Fed leaves itself open to market disappointment

Leading fixed income strategist analyses the first US interest rate cut since the Great Recession

Fed leaves itself open to market disappointment

The US Federal Reserve cut interest rates for the first time since the financial crisis yesterday but pushed back on the notion it was the start of many.

After the Fed announced the expected quarter-point reduction to its benchmark, Fed chair Jay Powell sent a clear signal to the market that this was a “mid-cycle adjustment” rather than the beginning of a series of cuts.

The Fed funds futures had priced in 100 basis points in cuts prior to the announcement but Powell dampened these predictions while keeping the door open for another 25 basis points decrease, possibly in September. Two dissenters– the cut was approved 8-2 – suggested further opposition should he try to push it through.

While drawing the unsurprising ire of President Donald Trump on Twitter, Powell’s language suggested this was very much an insurance policy against trade uncertainties and slowing global growth, comforted by a backdrop of largely solid US economic data.

Kevin Flanagan, head of fixed income strategy at WisdomTree Asset Management, interpreted this as one or two rate cuts, leaving the treasury market open to potential disappointment.

He told WP: “You could call this an insurance policy move and what they are going to be turning to now is more of a data dependent Fed. It would seem to me that the concern is not with what is going on currently in the economy – other than inflation being disappointing – but that there is something they can do to counter trade uncertainty and any other negative knock-on effects from slowing global growth.”

If this is somewhat of a realignment of the Fed and the market, Flanagan said both must share the blame for the disparity in outlook; the Fed is playing catch-up and is guilty of a lack of communication, while the market is culpable of misjudgement given good employment figures and positive US growth.

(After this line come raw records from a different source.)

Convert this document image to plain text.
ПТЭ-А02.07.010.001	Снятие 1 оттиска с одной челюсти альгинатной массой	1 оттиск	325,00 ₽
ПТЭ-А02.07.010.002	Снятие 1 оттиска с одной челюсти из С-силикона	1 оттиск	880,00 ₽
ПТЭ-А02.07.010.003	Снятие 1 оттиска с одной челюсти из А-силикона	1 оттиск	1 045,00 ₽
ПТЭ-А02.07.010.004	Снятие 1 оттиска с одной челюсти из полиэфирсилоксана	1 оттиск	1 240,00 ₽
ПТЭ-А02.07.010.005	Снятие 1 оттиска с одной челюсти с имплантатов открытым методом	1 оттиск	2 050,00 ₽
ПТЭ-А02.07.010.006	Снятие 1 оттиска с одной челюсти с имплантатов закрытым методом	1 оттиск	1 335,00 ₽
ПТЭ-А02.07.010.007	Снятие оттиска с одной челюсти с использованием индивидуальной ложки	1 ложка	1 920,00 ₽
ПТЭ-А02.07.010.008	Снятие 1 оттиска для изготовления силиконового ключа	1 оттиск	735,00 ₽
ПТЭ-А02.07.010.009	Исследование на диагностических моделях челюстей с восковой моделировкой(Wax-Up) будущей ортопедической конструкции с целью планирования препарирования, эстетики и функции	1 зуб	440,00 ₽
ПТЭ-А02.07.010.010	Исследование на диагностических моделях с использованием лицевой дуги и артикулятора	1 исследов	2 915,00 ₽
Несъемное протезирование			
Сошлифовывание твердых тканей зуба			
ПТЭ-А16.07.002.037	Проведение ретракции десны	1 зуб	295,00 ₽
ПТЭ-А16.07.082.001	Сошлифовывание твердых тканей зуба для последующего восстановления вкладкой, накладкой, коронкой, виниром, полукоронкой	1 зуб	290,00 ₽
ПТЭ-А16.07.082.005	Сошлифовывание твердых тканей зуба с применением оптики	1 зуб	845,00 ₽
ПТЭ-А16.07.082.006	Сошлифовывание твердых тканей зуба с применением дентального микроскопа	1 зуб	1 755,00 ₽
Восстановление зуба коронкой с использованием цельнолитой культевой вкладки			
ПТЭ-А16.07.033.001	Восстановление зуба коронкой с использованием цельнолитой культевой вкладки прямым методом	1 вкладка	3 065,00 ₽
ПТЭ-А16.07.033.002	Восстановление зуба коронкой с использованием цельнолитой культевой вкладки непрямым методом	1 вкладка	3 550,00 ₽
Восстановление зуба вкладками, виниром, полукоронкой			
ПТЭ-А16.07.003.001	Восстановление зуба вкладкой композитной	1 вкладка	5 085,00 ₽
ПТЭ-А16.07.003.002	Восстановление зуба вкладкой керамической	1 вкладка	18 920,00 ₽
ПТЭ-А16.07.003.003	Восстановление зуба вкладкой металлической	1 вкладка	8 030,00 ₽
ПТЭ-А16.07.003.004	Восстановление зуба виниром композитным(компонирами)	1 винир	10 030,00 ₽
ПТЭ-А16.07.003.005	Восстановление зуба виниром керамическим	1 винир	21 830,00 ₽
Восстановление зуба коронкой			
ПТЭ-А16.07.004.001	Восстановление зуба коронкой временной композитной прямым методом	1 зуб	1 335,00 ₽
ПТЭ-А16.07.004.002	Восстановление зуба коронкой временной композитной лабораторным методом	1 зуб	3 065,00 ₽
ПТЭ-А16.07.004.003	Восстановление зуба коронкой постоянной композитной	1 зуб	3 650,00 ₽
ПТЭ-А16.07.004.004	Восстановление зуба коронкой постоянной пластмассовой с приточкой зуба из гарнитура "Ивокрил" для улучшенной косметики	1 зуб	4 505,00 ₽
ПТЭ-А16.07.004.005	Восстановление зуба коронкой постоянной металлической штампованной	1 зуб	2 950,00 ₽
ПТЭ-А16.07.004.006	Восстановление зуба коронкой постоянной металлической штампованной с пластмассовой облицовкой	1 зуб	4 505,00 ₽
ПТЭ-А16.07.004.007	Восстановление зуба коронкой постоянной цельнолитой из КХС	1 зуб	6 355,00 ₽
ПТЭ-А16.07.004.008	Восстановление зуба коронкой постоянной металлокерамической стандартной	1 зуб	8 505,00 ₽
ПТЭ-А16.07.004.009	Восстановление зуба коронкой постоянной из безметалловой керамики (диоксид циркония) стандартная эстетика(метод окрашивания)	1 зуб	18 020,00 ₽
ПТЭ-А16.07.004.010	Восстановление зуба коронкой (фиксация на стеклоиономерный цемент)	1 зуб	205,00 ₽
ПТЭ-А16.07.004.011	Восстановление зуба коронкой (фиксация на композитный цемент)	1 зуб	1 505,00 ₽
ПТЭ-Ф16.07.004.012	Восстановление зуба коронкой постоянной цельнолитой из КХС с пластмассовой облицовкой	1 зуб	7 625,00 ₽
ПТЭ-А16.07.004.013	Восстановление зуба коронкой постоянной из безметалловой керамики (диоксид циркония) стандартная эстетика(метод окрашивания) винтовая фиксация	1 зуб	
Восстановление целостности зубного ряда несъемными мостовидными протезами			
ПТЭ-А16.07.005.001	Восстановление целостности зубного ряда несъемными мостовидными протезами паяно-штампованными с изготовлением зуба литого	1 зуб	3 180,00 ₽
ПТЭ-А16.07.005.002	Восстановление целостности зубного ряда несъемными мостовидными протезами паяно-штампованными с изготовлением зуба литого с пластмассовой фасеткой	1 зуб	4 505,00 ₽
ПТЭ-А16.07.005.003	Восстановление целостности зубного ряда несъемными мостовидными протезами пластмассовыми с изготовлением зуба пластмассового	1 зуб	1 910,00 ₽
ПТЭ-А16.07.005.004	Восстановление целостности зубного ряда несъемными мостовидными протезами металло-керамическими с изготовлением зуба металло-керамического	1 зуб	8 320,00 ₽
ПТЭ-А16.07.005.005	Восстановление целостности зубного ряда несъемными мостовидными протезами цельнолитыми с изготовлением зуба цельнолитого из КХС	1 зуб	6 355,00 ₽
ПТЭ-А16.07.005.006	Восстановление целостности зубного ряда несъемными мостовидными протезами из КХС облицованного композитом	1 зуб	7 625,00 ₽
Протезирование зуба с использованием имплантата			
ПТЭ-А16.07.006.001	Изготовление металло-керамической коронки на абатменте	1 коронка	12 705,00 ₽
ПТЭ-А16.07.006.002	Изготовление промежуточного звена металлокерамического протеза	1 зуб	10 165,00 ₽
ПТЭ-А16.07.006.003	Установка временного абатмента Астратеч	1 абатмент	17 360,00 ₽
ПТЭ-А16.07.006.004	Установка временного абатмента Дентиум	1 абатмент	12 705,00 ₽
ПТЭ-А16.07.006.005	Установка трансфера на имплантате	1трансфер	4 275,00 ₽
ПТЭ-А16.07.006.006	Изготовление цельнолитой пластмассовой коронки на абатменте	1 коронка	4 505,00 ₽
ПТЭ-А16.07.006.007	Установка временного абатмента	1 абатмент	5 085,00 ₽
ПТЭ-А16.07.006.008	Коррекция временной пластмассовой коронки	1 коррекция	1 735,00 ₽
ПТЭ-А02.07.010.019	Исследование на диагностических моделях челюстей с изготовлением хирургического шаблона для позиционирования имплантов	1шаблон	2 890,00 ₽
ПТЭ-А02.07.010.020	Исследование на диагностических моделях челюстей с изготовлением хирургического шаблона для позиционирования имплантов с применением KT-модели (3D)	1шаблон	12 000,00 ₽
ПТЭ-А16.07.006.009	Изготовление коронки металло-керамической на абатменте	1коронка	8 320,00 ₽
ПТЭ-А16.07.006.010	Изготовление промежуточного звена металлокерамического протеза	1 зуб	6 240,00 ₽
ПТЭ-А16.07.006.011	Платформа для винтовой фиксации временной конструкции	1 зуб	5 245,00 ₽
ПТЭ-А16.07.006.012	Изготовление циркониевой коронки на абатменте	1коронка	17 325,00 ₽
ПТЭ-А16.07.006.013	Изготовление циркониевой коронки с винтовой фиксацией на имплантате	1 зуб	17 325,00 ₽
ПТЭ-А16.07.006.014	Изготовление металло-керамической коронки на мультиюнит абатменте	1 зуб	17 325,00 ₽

He said: “There have been a number of opportunities where the Fed could have pushed back and led the market to believe maybe a rate cut or two was coming but that 100 is double, or more than double, what they were thinking about.

“But maybe the market should not have been thinking on those lines. You have jobs producing nearly 175,000 a month, 50-year lows on jobless rates, consumer [spending] is fine, growth is 2.5% so far this year … how do you take that and go to a full percentage points of rate cuts?”

By late afternoon yesterday the Fed funds futures appeared to have repriced the situation to account for one more cut later in the year. The result was a flattening of the yield curve, the opposite effect to what the Fed had planned. Flanagan put this down largely to a lack of communication from Powell & Co.

He explained: “The problem is the Fed did not push back against the markets prior to this meeting, so the markets dictated and forced the Fed into a corner. If the Fed didn’t feel as if it was going to go down the road of 100 basis points of rate cuts between now and 2020, that should have been communicated. That’s why you are seeing the flattening of the curve and some vulnerability in the front end of the market.”

So what does this mean for investors? Should this trigger any change of approach? Flanagan said the time-tested barbell strategy is a prudent one to implement.

“We’ve been looking at a short-duration government treasury strategy combined with a yield-enhanced approach as well. For us, that has been a good way to prepare or insulate your portfolio for some of the uncertainties that are out there.

“Do you want too much long duration, thinking rates are going to continue to come down or do you want to have too much on one side in a flatter inverted yield curve and short duration, and maybe hit the bottom in rates? With the barbell approach, you can combine the two together and toggle them back and forth.”